Dashboards & Visualizations

Splunk Regex (mail csv data extraction)

Joannna
Explorer

I have a field that's called file_content on an source type.
This has a CSV inside.

Meaning every event has a field (file_content) that has a csv inside it. Every event is an email Can't be field extraction as the "file_content" is really hard to find inside the data.

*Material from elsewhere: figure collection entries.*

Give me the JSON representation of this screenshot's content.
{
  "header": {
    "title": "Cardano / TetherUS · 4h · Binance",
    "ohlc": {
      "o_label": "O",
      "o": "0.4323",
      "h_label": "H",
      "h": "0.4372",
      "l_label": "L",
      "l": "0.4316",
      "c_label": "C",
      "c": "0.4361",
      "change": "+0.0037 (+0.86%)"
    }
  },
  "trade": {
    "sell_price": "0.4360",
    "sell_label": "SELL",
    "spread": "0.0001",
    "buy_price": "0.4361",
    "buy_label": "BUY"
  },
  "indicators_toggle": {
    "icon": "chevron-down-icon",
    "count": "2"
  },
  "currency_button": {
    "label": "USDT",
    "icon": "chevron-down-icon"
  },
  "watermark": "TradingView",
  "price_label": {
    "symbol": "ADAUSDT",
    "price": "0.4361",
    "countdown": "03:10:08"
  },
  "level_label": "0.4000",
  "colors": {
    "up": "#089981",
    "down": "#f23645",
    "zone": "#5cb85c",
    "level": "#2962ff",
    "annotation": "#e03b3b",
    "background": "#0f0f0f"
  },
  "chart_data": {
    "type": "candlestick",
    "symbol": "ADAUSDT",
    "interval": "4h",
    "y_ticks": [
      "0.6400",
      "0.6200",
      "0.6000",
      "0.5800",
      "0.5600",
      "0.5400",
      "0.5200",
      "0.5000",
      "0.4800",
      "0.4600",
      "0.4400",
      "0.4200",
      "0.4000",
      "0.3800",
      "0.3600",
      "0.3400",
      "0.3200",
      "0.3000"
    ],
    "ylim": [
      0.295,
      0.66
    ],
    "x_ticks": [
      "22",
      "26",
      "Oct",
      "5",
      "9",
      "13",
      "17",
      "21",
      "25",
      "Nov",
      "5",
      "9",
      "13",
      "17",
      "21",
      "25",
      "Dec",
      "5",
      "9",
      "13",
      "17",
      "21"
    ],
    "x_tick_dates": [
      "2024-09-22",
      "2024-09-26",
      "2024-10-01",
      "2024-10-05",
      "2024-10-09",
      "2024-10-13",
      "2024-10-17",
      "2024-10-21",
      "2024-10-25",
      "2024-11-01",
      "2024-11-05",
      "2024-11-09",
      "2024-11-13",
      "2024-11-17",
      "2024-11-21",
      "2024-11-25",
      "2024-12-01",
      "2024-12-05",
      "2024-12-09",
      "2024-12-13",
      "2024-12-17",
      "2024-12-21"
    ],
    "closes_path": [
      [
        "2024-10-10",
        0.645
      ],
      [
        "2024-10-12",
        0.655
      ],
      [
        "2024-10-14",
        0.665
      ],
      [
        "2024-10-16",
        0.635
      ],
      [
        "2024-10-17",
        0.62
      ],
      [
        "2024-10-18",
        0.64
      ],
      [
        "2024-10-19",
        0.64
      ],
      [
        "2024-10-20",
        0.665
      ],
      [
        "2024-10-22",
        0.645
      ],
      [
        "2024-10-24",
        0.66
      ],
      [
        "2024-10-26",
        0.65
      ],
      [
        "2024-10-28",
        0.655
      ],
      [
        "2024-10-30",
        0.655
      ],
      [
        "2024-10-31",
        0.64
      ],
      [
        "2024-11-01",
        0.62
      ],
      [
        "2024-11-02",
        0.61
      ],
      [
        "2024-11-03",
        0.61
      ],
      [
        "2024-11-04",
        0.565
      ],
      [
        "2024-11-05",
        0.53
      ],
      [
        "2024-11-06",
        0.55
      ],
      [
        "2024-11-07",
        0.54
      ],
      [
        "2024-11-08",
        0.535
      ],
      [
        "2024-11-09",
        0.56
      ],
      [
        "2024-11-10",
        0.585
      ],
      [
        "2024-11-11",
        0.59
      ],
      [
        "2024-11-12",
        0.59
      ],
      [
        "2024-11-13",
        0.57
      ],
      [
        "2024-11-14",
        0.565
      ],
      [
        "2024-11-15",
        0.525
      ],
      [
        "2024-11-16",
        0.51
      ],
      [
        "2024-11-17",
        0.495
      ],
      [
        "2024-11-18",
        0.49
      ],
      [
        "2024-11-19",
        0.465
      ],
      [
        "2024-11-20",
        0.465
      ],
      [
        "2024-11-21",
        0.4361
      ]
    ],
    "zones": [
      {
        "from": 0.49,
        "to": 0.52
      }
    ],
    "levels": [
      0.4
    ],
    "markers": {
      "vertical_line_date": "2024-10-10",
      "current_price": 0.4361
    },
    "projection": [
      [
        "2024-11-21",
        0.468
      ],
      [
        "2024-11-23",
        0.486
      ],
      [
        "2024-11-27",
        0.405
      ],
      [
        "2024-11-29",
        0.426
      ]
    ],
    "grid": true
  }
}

I used the regex query to extract the data, and I have 2 issues with it,

 

1. field TicketNumber has both, but my regex ignores the " and I get number2 on the next column
- ," number , number2 ",
- ,number,


2. It's very slow as I get 1 CSV per hour every day. so i wonder if there is any automation or a better way to do this


First i get all lines:

| makemv delim="
" file_content
| mvexpand file_content
| table file_content _time

Then I get the regex per line

| rex field=file_content "(?P<ContactId>[^\s,]+),(?P<Customernumber>[^\s,]+),(?P<AfterContactWorkDuration>[^\s,]+),(?P<AfterContactWorkEndTimestamp>[^\s,]+),(?P<AfterContactWorkStartTimestamp>[^\s,]+),(?P<AgentInteractionDuration>[^\s,]+),(?P<ConnectedToAgentTimestamp>[^\s,]+),(?P<CustomerHoldDuration>[^\s,]+),(?P<Hierarchygroups_Level1_GroupName>[^\s,]+),(?P<Hierarchygroups_Level2_GroupName>[^\s,]+),(?P<Hierarchygroups_Level3_GroupName>[^\s,]+),(?P<LongestHoldDuration>[^\s,]+),(?P<NumberOfHolds>[^\s,]+),(?P<Routingprofile>[^\s,]+),(?P<Agent>[^\s,]+),(?P<AgentConnectionAttempts>[^\s,]+),(?P<ConnectedToSystemTimestamp>[^\s,]+),(?P<DisconnectTimestamp>[^\s,]+),(?P<InitiationMethod>[^\s,]+),(?P<InitiationTimestamp>[^\s,]+),(?P<LastUpdateTimestamp>[^\s,]+),(?P<NextContactId>[^\s,]+),(?P<PreviousContactId>[^\s,]+),(?P<DequeueTimestamp>[^\s,]+),(?P<Duration>[^\s,]+),(?P<EnqueueTimestamp>[^\s,]+),(?P<Name>[^\s,]+),(?P<TransferCompletedTimestamp>[^\s,]+),(?P<HandleTime>[^\s,]+),(?P<TicketNumber>[^\s,]+),(?P<Account>[^\s,]+),(?P<AccountName>[^\s,]+),(?P<Country>[^\s,]+),(?P<Language>[^\s,]+),(?P<Site>[^\s,]+),(?P<WrapCode>[^\s,]+)"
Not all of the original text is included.